A Court of Appeals is free to disregard the literal wording of its mandate on some minor point of limitation where subsequent events indicate that the purpose of such limitation is without foundation and where to follow such literalistic interpretation would create manifest in*845justice. See Milwaukie and Minnesota Railroad Company v. Soutter, 1864, 2 Wall 510, 69 U.S. 510, 17 L.Ed. 900; Wilkinson v. Massachusetts Bonding & Ins. Co., 5 Cir., 1926, 16 F.2d 66, 67. See also Ex parte Marks, 9 Cir., 1905, 136 F. 168, 170. The “reasonable time” limit is undoubtedly the more important facet. The “nine months” definition of reasonable time has been shown by subsequent happenings to be inadequate. The State of Arkansas has carried out the broader limitation of reasonable time.

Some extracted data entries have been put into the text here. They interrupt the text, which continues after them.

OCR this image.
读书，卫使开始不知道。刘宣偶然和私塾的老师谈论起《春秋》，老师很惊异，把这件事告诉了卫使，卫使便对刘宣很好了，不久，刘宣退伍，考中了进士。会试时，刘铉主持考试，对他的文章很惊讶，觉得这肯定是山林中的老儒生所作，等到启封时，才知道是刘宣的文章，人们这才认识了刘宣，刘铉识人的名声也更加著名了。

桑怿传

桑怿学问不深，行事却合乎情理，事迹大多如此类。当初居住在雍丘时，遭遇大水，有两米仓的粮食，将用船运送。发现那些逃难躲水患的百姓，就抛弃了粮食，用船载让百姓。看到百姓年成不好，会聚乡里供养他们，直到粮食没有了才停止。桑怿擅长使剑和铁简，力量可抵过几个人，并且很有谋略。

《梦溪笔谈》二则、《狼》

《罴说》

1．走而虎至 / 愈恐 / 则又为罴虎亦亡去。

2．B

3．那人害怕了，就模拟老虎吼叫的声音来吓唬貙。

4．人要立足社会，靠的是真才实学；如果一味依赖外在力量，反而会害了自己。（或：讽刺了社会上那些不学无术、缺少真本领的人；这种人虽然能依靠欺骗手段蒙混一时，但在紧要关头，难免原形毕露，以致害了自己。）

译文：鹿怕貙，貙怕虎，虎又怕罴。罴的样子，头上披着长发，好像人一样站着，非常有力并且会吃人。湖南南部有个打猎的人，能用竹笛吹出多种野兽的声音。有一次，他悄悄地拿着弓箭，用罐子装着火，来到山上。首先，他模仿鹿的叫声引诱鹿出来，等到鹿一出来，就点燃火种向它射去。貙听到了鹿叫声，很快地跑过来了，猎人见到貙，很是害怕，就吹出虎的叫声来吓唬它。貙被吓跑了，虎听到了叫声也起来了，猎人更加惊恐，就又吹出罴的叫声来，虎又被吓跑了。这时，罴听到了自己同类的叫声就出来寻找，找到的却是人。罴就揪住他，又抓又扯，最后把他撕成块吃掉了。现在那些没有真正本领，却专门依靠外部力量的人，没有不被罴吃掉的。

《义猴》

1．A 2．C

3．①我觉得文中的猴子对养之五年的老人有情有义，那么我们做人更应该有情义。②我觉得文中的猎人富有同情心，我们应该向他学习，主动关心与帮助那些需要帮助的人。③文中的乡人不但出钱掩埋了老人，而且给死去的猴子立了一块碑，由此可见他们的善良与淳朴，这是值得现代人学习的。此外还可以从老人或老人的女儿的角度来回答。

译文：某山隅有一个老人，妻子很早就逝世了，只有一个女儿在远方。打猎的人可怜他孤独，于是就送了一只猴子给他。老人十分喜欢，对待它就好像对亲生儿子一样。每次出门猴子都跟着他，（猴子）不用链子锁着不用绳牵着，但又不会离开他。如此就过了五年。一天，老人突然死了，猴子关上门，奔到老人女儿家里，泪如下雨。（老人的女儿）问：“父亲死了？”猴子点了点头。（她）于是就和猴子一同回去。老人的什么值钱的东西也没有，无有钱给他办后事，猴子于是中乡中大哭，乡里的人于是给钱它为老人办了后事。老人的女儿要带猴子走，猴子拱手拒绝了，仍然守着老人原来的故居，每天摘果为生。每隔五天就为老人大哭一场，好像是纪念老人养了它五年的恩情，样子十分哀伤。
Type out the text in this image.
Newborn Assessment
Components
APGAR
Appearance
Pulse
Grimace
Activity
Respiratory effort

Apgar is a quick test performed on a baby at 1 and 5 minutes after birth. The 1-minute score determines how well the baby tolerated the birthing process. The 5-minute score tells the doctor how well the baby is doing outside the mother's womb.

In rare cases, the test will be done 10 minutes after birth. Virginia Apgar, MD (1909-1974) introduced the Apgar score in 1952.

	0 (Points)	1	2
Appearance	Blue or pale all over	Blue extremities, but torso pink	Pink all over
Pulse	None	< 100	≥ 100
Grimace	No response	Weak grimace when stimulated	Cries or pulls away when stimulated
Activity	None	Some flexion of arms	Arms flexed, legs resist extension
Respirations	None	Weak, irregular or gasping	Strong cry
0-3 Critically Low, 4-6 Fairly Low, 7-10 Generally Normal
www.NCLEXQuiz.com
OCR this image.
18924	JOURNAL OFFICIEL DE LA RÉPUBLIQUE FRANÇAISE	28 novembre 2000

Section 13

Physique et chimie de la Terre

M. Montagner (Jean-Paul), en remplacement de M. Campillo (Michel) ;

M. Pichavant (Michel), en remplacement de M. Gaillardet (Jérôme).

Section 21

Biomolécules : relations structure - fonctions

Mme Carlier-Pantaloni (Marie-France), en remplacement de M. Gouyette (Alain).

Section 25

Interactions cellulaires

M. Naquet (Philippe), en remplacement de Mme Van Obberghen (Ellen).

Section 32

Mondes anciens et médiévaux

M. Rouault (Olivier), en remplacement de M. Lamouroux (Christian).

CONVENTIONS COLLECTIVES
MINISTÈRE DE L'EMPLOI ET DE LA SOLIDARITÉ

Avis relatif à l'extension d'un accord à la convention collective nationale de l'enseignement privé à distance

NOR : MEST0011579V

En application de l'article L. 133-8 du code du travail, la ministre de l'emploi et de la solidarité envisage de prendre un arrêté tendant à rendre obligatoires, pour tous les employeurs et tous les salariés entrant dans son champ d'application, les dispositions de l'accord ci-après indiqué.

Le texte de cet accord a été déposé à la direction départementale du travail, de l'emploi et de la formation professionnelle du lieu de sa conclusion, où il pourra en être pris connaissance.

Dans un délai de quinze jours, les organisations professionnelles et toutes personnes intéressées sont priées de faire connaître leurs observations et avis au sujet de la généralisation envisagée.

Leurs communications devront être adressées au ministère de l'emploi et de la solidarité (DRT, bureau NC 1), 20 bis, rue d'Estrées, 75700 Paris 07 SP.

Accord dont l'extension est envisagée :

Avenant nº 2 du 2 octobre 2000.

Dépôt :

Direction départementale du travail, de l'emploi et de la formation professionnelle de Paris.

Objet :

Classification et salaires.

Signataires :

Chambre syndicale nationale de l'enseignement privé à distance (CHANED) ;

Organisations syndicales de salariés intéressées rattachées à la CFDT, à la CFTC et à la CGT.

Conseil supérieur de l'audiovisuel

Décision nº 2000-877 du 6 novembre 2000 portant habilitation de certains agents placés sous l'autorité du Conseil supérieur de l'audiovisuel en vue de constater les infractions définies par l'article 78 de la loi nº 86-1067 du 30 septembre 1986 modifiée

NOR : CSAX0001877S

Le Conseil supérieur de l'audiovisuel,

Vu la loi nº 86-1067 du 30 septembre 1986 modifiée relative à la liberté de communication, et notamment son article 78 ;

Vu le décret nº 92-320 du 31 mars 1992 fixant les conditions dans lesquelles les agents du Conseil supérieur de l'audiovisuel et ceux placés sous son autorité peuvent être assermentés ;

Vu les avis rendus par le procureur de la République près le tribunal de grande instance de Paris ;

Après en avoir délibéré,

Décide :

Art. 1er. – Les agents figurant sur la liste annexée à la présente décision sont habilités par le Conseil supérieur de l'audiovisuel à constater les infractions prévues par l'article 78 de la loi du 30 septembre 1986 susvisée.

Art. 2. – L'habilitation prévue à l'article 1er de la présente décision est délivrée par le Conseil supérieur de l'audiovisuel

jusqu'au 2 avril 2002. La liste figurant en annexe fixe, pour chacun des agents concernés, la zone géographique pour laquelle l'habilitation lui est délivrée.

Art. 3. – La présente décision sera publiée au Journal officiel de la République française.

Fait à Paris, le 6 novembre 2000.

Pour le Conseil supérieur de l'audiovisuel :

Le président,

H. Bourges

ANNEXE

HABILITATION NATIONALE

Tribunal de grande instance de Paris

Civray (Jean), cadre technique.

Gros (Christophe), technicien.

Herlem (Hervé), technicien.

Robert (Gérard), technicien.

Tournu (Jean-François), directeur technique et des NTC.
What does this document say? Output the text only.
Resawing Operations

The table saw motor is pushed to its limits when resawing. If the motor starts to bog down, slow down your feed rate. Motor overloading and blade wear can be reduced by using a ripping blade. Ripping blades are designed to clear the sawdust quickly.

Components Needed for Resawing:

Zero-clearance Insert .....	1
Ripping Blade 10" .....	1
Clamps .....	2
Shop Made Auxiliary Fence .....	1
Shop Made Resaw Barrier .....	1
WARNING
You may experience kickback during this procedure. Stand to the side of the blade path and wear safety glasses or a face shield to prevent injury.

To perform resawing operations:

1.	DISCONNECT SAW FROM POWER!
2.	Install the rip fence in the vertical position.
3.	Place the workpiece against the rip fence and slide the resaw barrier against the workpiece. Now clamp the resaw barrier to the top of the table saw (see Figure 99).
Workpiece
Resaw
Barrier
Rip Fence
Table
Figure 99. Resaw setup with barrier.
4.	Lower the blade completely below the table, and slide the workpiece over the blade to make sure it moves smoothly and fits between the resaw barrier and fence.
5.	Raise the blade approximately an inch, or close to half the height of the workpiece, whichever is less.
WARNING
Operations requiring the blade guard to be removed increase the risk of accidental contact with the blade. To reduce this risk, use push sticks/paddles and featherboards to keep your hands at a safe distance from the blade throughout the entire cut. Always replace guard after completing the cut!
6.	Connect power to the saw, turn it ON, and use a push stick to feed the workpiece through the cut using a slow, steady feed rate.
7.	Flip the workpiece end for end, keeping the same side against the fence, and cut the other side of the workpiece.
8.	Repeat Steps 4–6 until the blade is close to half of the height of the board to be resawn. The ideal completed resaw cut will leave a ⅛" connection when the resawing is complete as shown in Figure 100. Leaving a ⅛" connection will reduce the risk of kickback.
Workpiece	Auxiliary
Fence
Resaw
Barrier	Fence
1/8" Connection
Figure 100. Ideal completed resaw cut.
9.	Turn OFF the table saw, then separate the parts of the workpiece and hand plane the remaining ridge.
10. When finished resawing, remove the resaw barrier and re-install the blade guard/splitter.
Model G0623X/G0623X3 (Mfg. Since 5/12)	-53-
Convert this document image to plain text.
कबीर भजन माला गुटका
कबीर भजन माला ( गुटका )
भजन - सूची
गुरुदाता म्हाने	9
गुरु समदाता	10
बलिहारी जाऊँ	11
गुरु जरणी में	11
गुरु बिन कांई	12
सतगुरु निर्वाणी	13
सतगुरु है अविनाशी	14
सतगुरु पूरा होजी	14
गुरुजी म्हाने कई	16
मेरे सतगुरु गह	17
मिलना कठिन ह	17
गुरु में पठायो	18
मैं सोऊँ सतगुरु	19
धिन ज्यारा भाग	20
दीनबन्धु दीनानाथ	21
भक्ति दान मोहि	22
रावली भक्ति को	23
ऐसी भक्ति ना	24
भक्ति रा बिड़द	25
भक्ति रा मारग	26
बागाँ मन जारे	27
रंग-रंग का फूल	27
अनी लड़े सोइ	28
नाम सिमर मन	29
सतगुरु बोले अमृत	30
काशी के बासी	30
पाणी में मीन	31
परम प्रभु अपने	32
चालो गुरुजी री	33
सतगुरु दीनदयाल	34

Had Arkansas been forced to retry the defendant within nine months from the filing date of our opinion, there would have been gross injustice resulting to the defendant because of lack of time for preparation by his new counsel. To now deny Arkansas the right of retrial because it pursued its legal remedies of review and also attempted to protect the defendant by granting an extension would be grossly unjust to Arkansas. For the reasons stated, I concur in the result.